BOODHOO: Finding ideas that work commercially is an expensive proposition many companies don't invest much in anymore. But Battelle's research and development budget last year was six and a half billion dollars. Boeing used to have a research budget that big, but last year, it was cut 30 percent. Emphasizing research and development was exactly what steel tycoon Gordon Battelle had in mind for this organization. When he died young at age 40, after a routine appendectomy, Battelle left $1.5 million in his will to start a non-profit dedicated to scientific research. The trust began in 1929 and today, Battelle has 20,000 employees across the world.
Emery Oleochemicals makes glycerin in Cincinnati, Ohio. Company regional manager Mark Durchholtz says he'd never heard of Battelle until three years ago, when it asked Emery if it was interested in partnering to develop some new soy technology.
MARK DURCHOHHOLTZ: It's nice to know there's a place like Battelle that you can go to that can help you develop those ideas without having to add, you know, more people to your payroll.
BOODHOO: Battelle's Spencer Pugh says what Battelle does best is bridge the gap between ideas and reality - and it's willing to work with just about anyone.
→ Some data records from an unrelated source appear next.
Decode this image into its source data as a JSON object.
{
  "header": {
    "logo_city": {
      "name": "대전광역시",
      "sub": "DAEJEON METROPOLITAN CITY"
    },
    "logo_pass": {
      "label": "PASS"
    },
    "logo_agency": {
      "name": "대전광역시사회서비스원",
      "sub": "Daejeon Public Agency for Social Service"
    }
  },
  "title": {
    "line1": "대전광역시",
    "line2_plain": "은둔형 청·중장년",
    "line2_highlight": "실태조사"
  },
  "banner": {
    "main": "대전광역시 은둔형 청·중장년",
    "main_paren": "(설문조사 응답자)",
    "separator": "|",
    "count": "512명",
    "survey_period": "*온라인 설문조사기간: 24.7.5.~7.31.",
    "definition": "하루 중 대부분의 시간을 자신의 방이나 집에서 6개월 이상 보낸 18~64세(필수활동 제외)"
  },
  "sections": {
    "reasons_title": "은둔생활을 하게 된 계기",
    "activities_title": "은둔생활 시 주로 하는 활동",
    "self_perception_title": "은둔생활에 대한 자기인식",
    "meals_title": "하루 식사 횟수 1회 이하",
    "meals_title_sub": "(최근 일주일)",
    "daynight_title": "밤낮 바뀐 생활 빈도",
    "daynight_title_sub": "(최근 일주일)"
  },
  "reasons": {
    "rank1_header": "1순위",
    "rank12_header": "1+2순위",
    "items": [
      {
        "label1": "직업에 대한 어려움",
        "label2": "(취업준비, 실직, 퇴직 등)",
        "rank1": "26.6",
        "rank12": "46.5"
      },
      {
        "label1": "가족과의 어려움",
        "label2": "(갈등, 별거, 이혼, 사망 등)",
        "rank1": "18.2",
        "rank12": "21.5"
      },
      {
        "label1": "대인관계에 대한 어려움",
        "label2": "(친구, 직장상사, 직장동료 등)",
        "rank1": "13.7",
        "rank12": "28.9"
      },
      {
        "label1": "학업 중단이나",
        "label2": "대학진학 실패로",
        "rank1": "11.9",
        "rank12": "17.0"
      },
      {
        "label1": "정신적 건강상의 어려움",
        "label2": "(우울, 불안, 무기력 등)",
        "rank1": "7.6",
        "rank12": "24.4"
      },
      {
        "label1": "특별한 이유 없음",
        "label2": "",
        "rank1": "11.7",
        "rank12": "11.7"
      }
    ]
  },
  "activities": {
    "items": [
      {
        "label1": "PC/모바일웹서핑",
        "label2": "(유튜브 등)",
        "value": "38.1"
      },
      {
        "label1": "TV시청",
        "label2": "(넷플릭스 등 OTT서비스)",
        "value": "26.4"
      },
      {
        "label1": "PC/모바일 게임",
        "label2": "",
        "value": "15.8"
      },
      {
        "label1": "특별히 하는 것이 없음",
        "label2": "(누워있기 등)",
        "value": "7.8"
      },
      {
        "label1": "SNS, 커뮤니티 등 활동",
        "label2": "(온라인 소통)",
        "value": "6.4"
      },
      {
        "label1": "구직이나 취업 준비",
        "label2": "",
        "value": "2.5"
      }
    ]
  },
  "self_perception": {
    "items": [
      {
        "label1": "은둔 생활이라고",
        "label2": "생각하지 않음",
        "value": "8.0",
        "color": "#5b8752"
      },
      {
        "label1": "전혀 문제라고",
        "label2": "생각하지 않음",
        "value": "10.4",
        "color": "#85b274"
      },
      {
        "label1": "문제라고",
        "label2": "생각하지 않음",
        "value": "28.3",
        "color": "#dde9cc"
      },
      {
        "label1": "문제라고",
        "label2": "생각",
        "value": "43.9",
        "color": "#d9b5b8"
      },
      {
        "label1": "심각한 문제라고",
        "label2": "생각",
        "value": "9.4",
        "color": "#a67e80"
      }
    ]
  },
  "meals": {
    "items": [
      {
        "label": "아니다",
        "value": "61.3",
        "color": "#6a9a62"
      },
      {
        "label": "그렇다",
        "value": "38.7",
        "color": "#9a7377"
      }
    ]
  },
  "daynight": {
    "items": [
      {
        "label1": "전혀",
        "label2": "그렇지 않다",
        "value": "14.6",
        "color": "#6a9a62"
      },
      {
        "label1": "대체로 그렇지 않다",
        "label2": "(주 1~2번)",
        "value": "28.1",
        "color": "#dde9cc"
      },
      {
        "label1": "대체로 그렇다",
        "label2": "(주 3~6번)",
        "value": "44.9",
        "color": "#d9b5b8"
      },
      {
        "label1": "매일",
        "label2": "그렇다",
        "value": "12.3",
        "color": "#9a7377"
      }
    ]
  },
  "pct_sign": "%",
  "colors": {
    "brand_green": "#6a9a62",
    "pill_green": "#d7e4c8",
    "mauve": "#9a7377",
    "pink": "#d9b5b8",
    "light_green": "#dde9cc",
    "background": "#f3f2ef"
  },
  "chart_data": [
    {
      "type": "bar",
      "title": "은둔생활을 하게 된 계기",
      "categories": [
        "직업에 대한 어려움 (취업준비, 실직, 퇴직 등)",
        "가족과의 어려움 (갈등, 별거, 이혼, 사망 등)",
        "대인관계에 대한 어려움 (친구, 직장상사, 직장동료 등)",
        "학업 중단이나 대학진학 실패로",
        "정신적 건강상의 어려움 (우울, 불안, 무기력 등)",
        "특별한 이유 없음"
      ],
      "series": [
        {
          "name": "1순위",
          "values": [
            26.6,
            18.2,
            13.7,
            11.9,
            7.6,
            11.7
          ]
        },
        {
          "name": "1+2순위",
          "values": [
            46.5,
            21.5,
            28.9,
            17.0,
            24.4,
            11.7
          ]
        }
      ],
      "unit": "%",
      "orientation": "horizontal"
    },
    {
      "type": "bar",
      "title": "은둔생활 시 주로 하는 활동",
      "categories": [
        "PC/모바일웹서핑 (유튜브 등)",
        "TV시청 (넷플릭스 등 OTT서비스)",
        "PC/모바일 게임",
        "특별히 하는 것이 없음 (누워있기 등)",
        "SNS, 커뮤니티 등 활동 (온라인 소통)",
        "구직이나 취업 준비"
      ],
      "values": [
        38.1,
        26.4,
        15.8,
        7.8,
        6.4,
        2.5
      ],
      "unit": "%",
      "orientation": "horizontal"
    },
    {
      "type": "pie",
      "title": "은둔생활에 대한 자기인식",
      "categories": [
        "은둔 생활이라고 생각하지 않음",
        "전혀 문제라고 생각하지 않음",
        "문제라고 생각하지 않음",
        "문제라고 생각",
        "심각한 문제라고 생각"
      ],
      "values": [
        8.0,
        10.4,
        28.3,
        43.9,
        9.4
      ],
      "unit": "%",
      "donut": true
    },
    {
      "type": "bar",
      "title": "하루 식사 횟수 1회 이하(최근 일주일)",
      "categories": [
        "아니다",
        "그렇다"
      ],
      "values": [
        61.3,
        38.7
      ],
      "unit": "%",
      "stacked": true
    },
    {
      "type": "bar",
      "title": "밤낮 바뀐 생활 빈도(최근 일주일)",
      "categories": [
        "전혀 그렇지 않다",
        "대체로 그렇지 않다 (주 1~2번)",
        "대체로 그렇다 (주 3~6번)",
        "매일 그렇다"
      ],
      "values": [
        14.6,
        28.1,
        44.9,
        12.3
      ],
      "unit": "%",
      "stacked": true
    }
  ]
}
SPENCER PUGH: When we talk to people, they go, well, would you work with a company like mine? We just laugh at that, because of course we would.
BOODHOO: Battelle's partnership with Emery has already led to an entirely new line of products. What's in it for Battelle? Royalties from the new sales, which the non-profit research and development group will put back into funding more research. For NPR news, I'm Niala Boodhoo.